Numéro 1 - Janvier 2020

Bulletin des arrêts des chambres civiles

Bulletin des arrêts des chambres civiles

Numéro 1 - Janvier 2020

FILIATION

1re Civ., 15 janvier 2020, n° 19-12.348, (P)

Rejet

Actions relatives à la filiation – Actions en contestation de la filiation – Délai de forclusion – Interruption ou suspension – Suspension en raison d'une impossibilité d'agir – Possibilité (non)

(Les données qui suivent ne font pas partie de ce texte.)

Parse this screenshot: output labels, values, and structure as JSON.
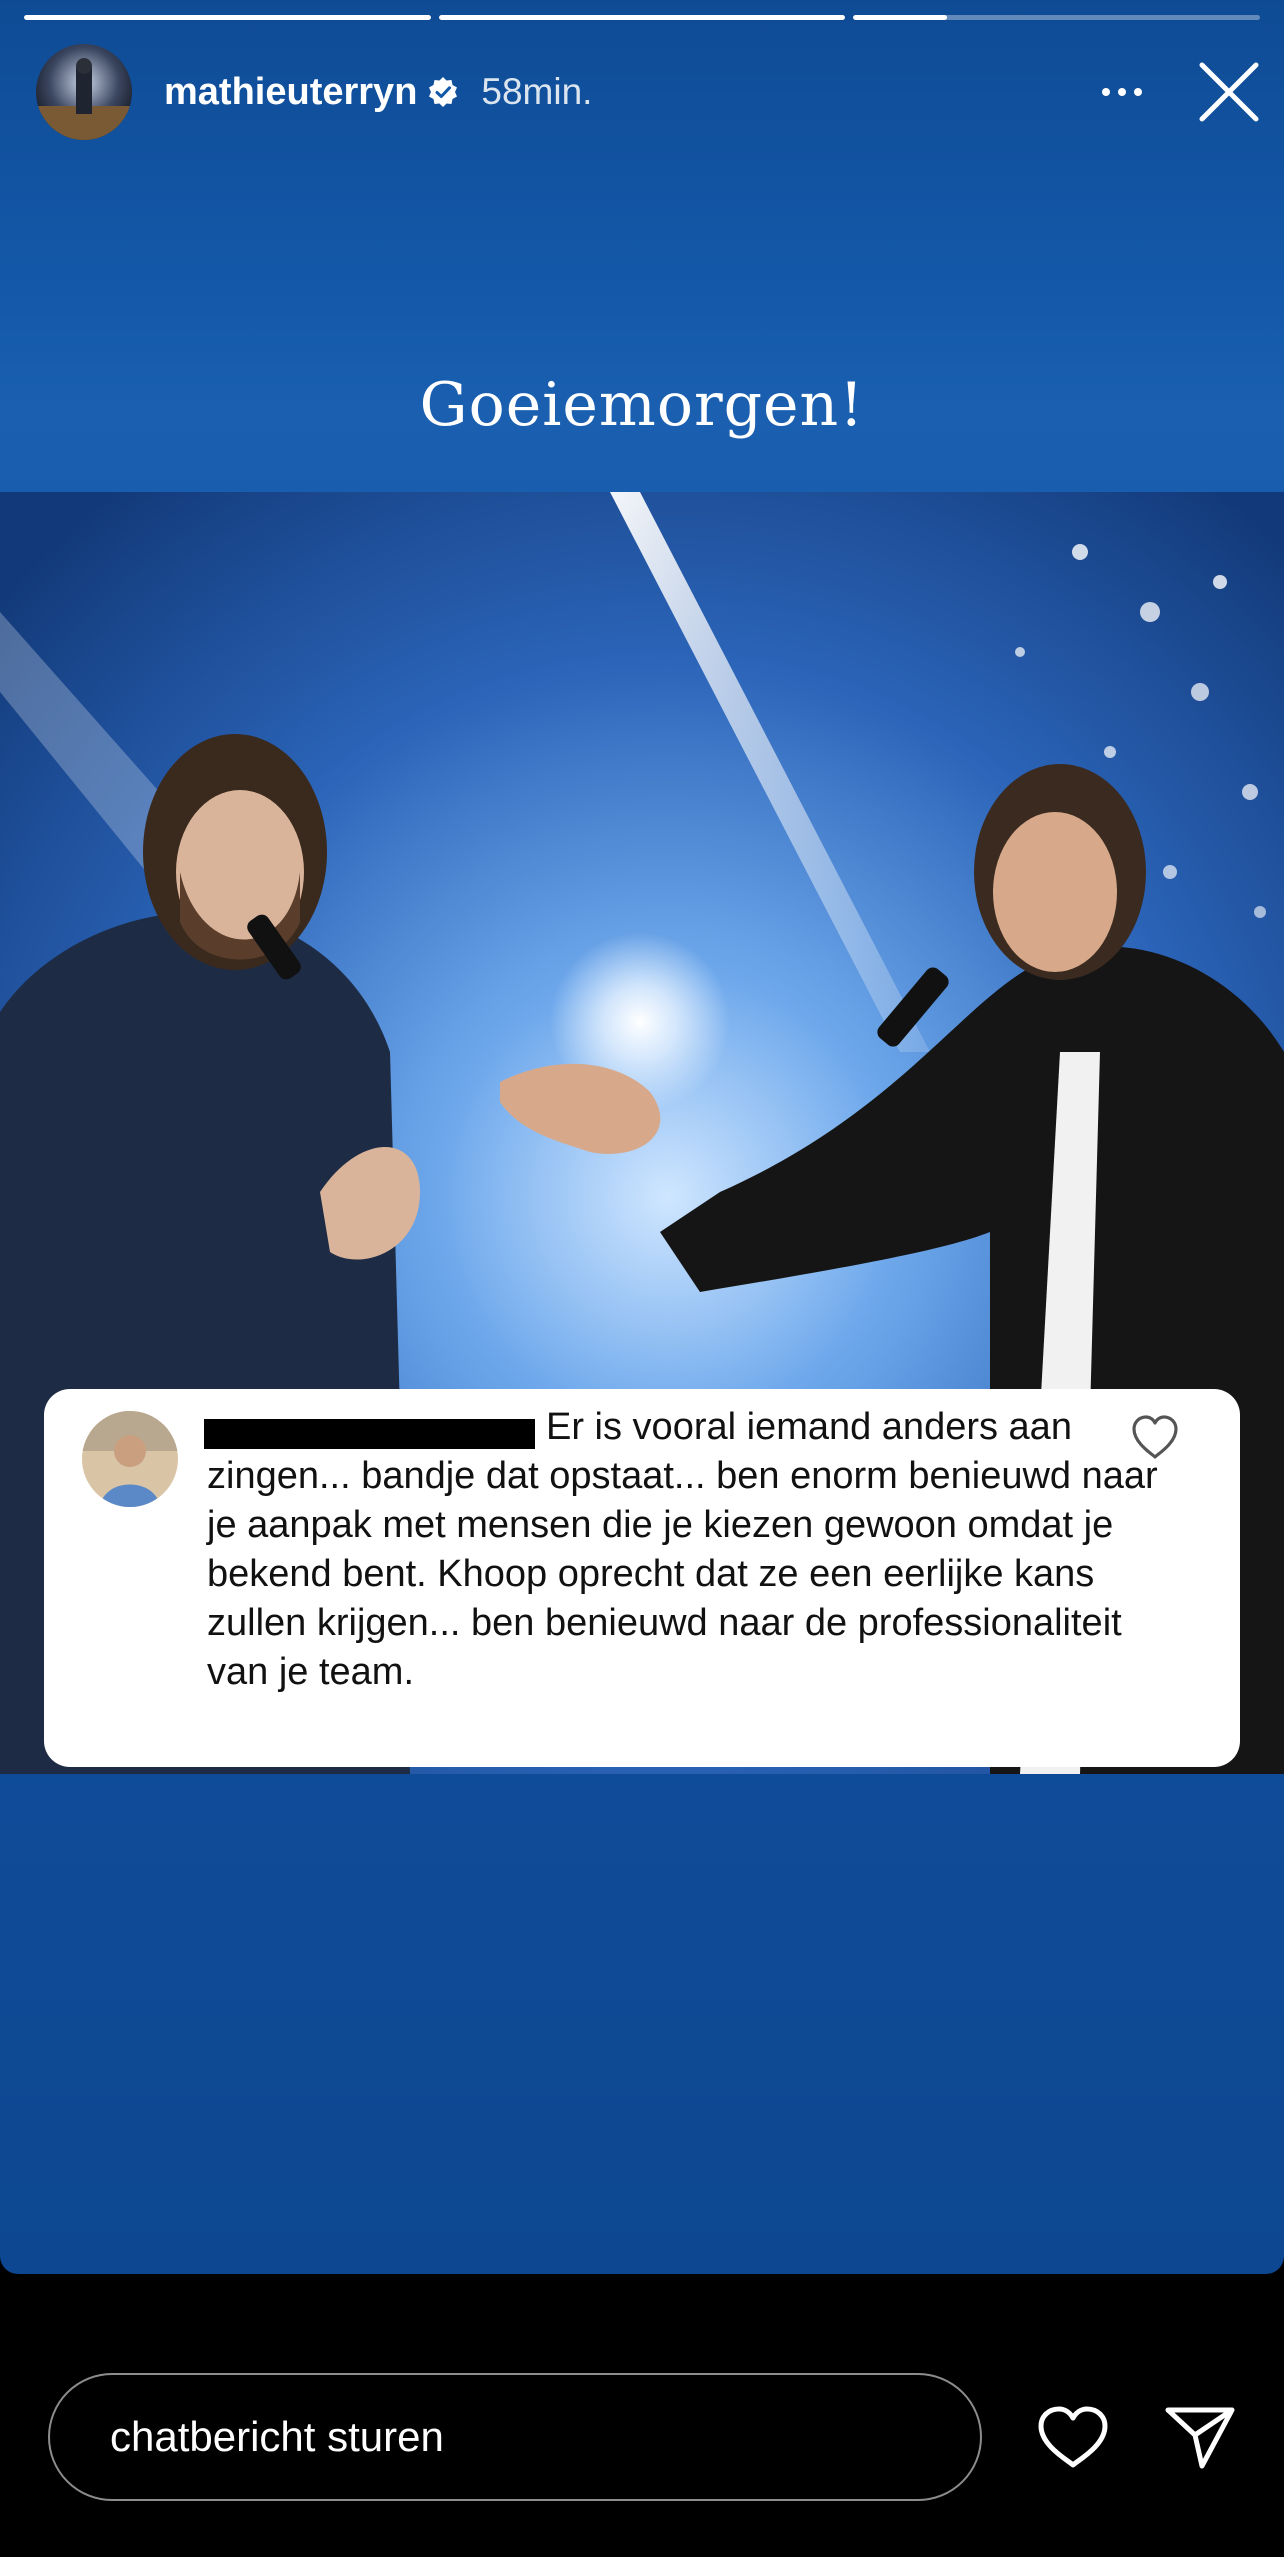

L'article 333, alinéa 2, du code civil édicte un délai de forclusion, qui n'est pas susceptible de suspension en application de l'article 2234 du même code, lequel ne vise que les délais de prescription.

Faits et procédure

1. Selon l'arrêt attaqué (Paris, 18 décembre 2018), les 2 juillet et 28 août 2015, Mme O... a assigné Mme X... S..., née le [...] à Adzopé (Côte d'Ivoire), et M. M... S..., né le [...] à Adzopé (les consorts S...) devant le tribunal de grande instance de Paris pour voir juger qu'elle n'est pas leur mère et, avant dire droit, ordonner une expertise biologique afin d'établir l'absence de lien de filiation.

Examen du moyen

Sur le moyen unique, pris en sa première branche, ci-après annexé

2. En application de l'article 1014, alinéa 2, du code de procédure civile, il n'y a pas lieu de statuer par une décision spécialement motivée sur ce moyen qui n'est manifestement pas de nature à entraîner la cassation.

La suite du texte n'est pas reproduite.